05-30-2018 03:31 AM - edited 05-30-2018 03:32 AM
My jobs are running through oozie. Where does it say it's running out of RAM? There was not much load on the server when this job started.
I have been running into this error at times when there is less load on the server as well.

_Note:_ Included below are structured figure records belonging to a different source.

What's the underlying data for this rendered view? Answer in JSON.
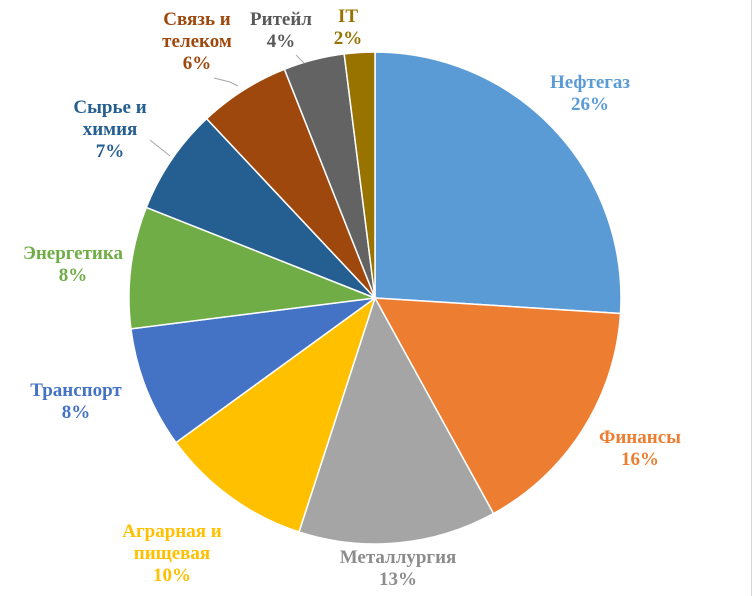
{
  "chart_data": {
    "type": "pie",
    "title": "",
    "unit": "%",
    "slices": [
      {
        "name": "Нефтегаз",
        "value": 26,
        "label": "26%",
        "color": "#5b9bd5",
        "label_color": "#5b9bd5"
      },
      {
        "name": "Финансы",
        "value": 16,
        "label": "16%",
        "color": "#ed7d31",
        "label_color": "#ed7d31"
      },
      {
        "name": "Металлургия",
        "value": 13,
        "label": "13%",
        "color": "#a5a5a5",
        "label_color": "#8c8c8c"
      },
      {
        "name": "Аграрная и пищевая",
        "value": 10,
        "label": "10%",
        "color": "#ffc000",
        "label_color": "#ffc000"
      },
      {
        "name": "Транспорт",
        "value": 8,
        "label": "8%",
        "color": "#4472c4",
        "label_color": "#4472c4"
      },
      {
        "name": "Энергетика",
        "value": 8,
        "label": "8%",
        "color": "#70ad47",
        "label_color": "#70ad47"
      },
      {
        "name": "Сырье и химия",
        "value": 7,
        "label": "7%",
        "color": "#255e91",
        "label_color": "#255e91"
      },
      {
        "name": "Связь и телеком",
        "value": 6,
        "label": "6%",
        "color": "#9e480e",
        "label_color": "#9e480e"
      },
      {
        "name": "Ритейл",
        "value": 4,
        "label": "4%",
        "color": "#636363",
        "label_color": "#595959"
      },
      {
        "name": "IT",
        "value": 2,
        "label": "2%",
        "color": "#997300",
        "label_color": "#997300"
      }
    ],
    "start_angle_deg": 0,
    "direction": "clockwise",
    "legend": "none",
    "data_labels": "outside with leader lines"
  }
}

How should I fix if it was running out of memory? @manuroman
05-30-2018 04:12 AM
First, you can post what is the memory assigned to oozie.launcher?
Second, you could increase memory in the property oozie.launcher.mapreduce.map.memory.mb and then try to run the sqoop job
Also, you could monitoring in the usage of memory when it is running.

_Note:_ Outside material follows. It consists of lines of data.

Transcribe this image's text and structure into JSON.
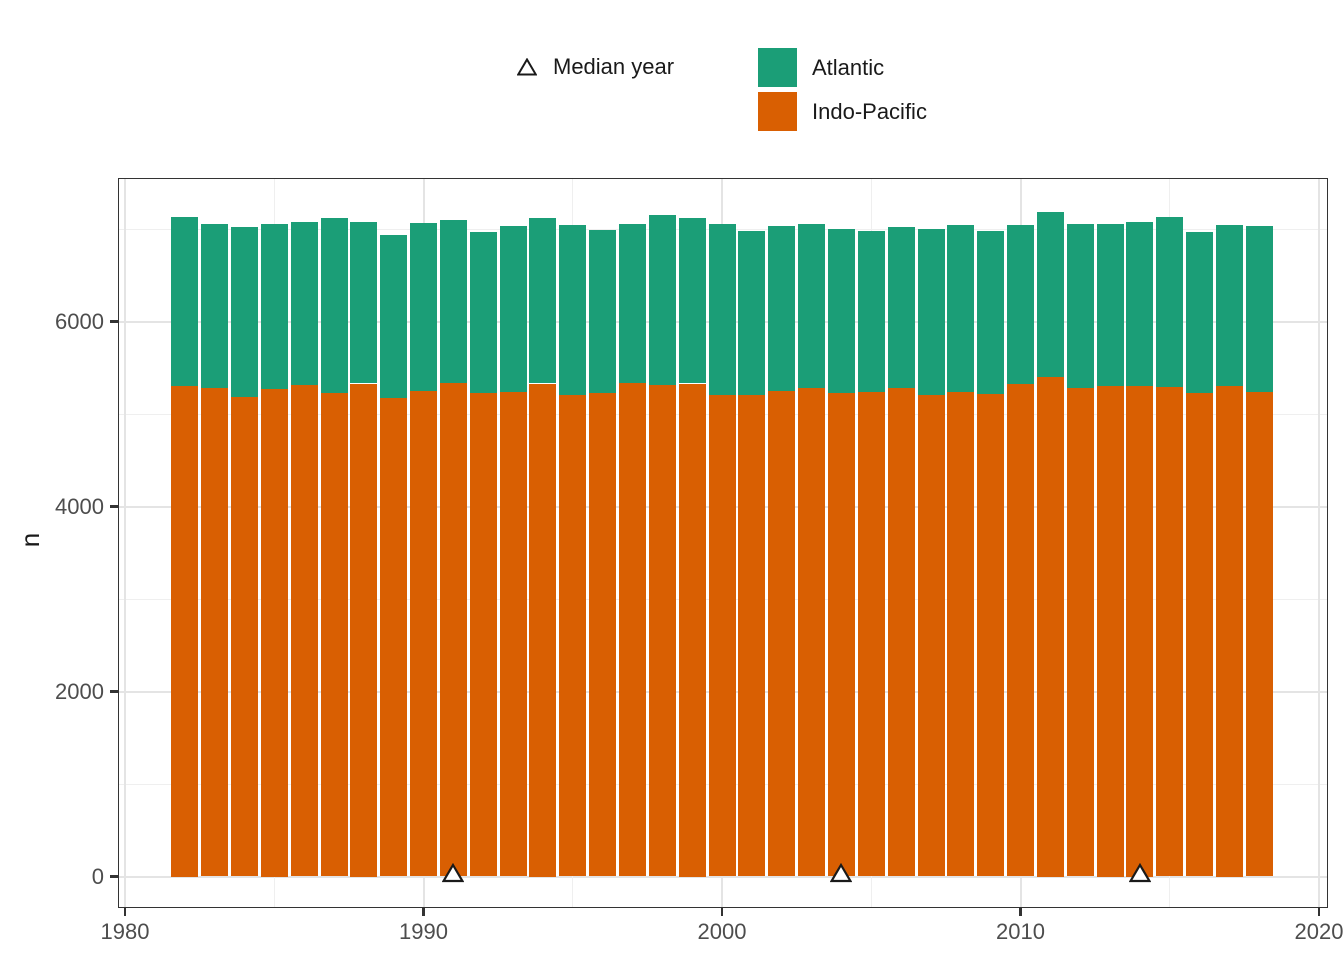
{
  "legend": {
    "median_label": "Median year",
    "entries": [
      "Atlantic",
      "Indo-Pacific"
    ]
  },
  "colors": {
    "atlantic": "#1B9E77",
    "indo_pacific": "#D95F02",
    "grid_major": "#E4E4E4",
    "grid_minor": "#EFEFEF",
    "panel_border": "#333333",
    "tick": "#333333",
    "tick_label": "#4D4D4D",
    "text": "#1A1A1A",
    "marker_fill": "#FFFFFF",
    "marker_stroke": "#1A1A1A",
    "background": "#FFFFFF"
  },
  "chart_data": {
    "type": "bar",
    "stacked": true,
    "orientation": "vertical",
    "title": "",
    "xlabel": "",
    "ylabel": "n",
    "legend_position": "top",
    "grid": true,
    "xlim": [
      1980,
      2020
    ],
    "ylim": [
      0,
      7540
    ],
    "x_ticks": [
      1980,
      1990,
      2000,
      2010,
      2020
    ],
    "y_ticks": [
      0,
      2000,
      4000,
      6000
    ],
    "x_minor_gridlines": [
      1985,
      1995,
      2005,
      2015
    ],
    "y_minor_gridlines": [
      1000,
      3000,
      5000,
      7000
    ],
    "years": [
      1982,
      1983,
      1984,
      1985,
      1986,
      1987,
      1988,
      1989,
      1990,
      1991,
      1992,
      1993,
      1994,
      1995,
      1996,
      1997,
      1998,
      1999,
      2000,
      2001,
      2002,
      2003,
      2004,
      2005,
      2006,
      2007,
      2008,
      2009,
      2010,
      2011,
      2012,
      2013,
      2014,
      2015,
      2016,
      2017,
      2018
    ],
    "series": [
      {
        "name": "Atlantic",
        "color": "#1B9E77",
        "stack_position": "top",
        "values": [
          1830,
          1780,
          1840,
          1790,
          1770,
          1890,
          1750,
          1770,
          1820,
          1760,
          1740,
          1790,
          1790,
          1830,
          1760,
          1710,
          1840,
          1790,
          1850,
          1770,
          1780,
          1780,
          1770,
          1740,
          1740,
          1790,
          1800,
          1760,
          1720,
          1780,
          1780,
          1760,
          1780,
          1840,
          1740,
          1740,
          1790
        ]
      },
      {
        "name": "Indo-Pacific",
        "color": "#D95F02",
        "stack_position": "bottom",
        "values": [
          5300,
          5280,
          5180,
          5270,
          5310,
          5230,
          5330,
          5170,
          5250,
          5340,
          5230,
          5240,
          5330,
          5210,
          5230,
          5340,
          5310,
          5330,
          5210,
          5210,
          5250,
          5280,
          5230,
          5240,
          5280,
          5210,
          5240,
          5220,
          5320,
          5400,
          5280,
          5300,
          5300,
          5290,
          5230,
          5300,
          5240
        ]
      }
    ],
    "median_year_markers": [
      1991,
      2004,
      2014
    ]
  }
}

05-30-2018 08:25 AM - edited 05-30-2018 08:41 AM
@manuroman It's 1 GB. Does it matter in this case?
Regarding, monitoring the usage of memory when it is running: How do I do that?

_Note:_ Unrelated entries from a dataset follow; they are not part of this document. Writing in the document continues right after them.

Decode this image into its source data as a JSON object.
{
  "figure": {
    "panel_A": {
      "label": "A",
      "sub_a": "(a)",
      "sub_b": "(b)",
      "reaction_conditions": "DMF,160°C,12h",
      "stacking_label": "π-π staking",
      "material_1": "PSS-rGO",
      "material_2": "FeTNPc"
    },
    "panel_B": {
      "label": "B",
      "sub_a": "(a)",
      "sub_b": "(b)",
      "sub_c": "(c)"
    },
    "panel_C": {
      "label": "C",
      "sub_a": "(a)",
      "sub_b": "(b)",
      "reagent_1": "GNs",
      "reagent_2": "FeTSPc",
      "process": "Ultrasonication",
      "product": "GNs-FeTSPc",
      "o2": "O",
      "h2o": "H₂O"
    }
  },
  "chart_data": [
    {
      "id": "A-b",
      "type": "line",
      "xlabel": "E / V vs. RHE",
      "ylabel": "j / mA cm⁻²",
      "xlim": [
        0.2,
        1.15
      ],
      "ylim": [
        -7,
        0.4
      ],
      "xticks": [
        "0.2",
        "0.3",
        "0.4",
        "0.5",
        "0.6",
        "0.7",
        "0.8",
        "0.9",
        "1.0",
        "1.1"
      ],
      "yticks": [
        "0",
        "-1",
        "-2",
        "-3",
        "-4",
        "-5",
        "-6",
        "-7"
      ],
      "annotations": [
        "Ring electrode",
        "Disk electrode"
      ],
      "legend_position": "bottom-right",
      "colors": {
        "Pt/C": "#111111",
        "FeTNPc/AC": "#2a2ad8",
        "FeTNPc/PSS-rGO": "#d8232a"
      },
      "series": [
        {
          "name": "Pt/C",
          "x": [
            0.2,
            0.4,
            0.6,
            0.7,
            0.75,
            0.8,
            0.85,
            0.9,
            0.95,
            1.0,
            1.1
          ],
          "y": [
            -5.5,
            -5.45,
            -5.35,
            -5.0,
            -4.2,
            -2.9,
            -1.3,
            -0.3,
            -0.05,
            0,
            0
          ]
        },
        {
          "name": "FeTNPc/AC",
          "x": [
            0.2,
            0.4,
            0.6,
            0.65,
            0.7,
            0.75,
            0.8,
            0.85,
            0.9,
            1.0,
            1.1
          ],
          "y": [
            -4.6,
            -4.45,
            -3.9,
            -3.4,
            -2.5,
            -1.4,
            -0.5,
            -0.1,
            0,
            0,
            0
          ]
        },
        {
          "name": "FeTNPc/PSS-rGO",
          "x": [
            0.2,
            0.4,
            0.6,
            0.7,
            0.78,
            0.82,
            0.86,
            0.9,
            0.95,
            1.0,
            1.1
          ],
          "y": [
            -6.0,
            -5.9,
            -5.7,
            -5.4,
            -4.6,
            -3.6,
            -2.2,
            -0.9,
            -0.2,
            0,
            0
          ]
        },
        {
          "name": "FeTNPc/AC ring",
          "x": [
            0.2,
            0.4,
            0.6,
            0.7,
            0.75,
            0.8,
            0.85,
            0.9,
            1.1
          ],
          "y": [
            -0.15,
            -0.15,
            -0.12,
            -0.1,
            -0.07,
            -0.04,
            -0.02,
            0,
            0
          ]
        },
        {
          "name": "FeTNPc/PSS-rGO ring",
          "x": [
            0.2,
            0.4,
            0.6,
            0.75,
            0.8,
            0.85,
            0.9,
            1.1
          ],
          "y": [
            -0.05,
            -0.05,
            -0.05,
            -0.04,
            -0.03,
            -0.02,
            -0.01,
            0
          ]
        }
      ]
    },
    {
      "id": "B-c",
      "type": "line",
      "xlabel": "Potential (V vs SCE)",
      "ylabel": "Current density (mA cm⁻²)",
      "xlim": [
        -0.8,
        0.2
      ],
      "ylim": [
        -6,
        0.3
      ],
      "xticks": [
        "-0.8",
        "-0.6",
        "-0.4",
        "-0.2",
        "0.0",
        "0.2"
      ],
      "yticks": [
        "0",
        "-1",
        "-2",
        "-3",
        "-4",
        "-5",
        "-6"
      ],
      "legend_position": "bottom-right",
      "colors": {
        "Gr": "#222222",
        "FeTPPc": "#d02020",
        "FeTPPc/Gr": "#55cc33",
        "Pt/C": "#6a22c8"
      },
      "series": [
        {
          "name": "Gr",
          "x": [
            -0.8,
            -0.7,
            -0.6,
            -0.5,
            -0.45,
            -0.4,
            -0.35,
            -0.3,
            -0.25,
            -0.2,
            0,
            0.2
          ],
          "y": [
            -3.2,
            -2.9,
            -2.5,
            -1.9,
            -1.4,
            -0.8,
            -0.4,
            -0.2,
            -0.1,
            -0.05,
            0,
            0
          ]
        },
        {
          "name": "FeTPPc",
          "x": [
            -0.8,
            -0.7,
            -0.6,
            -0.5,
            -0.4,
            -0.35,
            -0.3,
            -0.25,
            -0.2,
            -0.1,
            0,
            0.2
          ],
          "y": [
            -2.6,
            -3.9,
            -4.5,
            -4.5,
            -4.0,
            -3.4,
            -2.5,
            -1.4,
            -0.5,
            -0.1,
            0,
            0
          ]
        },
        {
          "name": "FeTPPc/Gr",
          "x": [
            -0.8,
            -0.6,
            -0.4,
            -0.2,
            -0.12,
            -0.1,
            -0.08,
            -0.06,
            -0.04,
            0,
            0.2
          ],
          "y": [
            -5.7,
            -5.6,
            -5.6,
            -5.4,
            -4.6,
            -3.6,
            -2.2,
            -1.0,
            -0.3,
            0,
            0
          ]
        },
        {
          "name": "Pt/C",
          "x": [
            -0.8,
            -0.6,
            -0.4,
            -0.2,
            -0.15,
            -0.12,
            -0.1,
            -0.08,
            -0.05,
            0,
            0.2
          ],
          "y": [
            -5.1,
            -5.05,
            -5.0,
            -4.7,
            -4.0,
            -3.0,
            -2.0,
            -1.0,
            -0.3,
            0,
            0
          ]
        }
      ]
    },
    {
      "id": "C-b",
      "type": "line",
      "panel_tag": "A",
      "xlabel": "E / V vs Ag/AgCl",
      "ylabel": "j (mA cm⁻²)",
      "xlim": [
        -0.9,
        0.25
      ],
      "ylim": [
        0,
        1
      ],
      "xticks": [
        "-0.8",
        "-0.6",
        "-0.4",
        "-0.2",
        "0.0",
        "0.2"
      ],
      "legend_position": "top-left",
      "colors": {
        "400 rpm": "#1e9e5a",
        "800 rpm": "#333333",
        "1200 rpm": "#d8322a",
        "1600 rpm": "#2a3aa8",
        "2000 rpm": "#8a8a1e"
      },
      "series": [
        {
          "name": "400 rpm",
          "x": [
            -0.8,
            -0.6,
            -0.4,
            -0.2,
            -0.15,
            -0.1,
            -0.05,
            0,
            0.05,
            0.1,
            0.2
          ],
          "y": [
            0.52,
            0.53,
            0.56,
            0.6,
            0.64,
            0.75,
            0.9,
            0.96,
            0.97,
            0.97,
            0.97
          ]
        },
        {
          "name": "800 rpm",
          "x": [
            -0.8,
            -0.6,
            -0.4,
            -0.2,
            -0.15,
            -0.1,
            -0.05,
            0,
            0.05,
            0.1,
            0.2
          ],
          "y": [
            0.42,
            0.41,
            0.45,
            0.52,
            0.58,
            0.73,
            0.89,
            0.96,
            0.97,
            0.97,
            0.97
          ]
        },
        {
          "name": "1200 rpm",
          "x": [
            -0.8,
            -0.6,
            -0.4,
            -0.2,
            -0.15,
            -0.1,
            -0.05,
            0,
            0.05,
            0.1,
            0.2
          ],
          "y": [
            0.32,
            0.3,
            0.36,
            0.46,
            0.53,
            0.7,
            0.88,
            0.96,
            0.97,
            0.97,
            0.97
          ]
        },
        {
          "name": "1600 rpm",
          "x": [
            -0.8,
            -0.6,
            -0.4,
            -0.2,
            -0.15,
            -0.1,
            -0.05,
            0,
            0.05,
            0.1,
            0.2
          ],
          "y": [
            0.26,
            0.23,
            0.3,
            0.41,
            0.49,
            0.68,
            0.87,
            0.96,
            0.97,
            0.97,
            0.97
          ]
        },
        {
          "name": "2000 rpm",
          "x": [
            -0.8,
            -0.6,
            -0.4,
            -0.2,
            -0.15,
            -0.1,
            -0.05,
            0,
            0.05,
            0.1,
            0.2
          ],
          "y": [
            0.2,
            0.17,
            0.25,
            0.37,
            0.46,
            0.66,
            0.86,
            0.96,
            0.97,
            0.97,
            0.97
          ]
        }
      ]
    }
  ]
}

In CM, I see the following info and according to this, there is sufficient physical memory on all my hosts. Do I need to monitor it from somewhere else?
IP Roles Last HB . Load Average Disk usage Phyical Memory
|172.31.1.128||2 Role(s)||13.35s ago||7.26 7.36 7.81|
125.9 GiB / 1000 GiB
5.2 GiB / 62.5 GiB
|172.31.1.207||3 Role(s)||1.15s ago||18.16 18.98 20.50|
438.1 GiB / 2 TiB
12.7 GiB / 62.5 GiB
|172.31.10.74||3 Role(s)||3.59s ago||7.29 7.42 7.66|
431.1 GiB / 2 TiB
12.1 GiB / 62.5 GiB
|172.31.13.118||6 Role(s)||4.43s ago||17.26 17.94 18.42|
1.1 TiB / 1.4 TiB
10.7 GiB / 31 GiB
|172.31.4.147||2 Role(s)||12.8s ago||7.15 7.66 8.15|
125.9 GiB / 1000 GiB
4.9 GiB / 62.5 GiB
|172.31.4.192||14 Role(s)||5.95s ago||8.59 8.70 8.67|
2 TiB / 3.4 TiB
25.9 GiB / 62.5 GiB
|172.31.5.201||2 Role(s)||6.12s ago||18.62 19.43 21.28|
173.9 GiB / 2 TiB
6.8 GiB / 62.5 GiB
|172.31.6.221||2 Role(s)||14.8s ago||32.90 35.52 36.23|
125.8 GiB / 1000 GiB
5.5 GiB / 62.5 GiB
|172.31.6.44||8 Role(s)||12.94s ago||16.07 16.10 16.10|
917.6 GiB / 1000 GiB
6.4 GiB / 31 GiB
|172.31.6.58||4 Role(s)||6.76s ago||18.77 18.49 18.86|
17.2 GiB / 1000 GiB
3.9 GiB / 31 GiB
05-30-2018 08:50 AM
You have assigned only 1gb for oozie role, if the job need more memory this will be killed after 3 times.
Then try to assing more than 1gb, for example 4 or 6 gb since you have more available memory.
05-30-2018 09:24 AM - edited 05-30-2018 09:28 AM
I never knew that memory would be consumed from oozie memory. I hope you mean Java heap space that's allocated to oozie or is it something else were speaking of?
05-30-2018 09:31 AM
Also, one more thing, All my node managers result in unexpected exits if my Resource Manager is running on Server1.
What I did was installed it on another server2 with standby mode.
Now, if I delete resource manager from the node it was installed on(Server1), All my oozie jobs get killed with this error:
Job Tracker(server1:8032) is not whitelisted. Only server1:8032 or 8020 is. What's happening here? How do I fix this?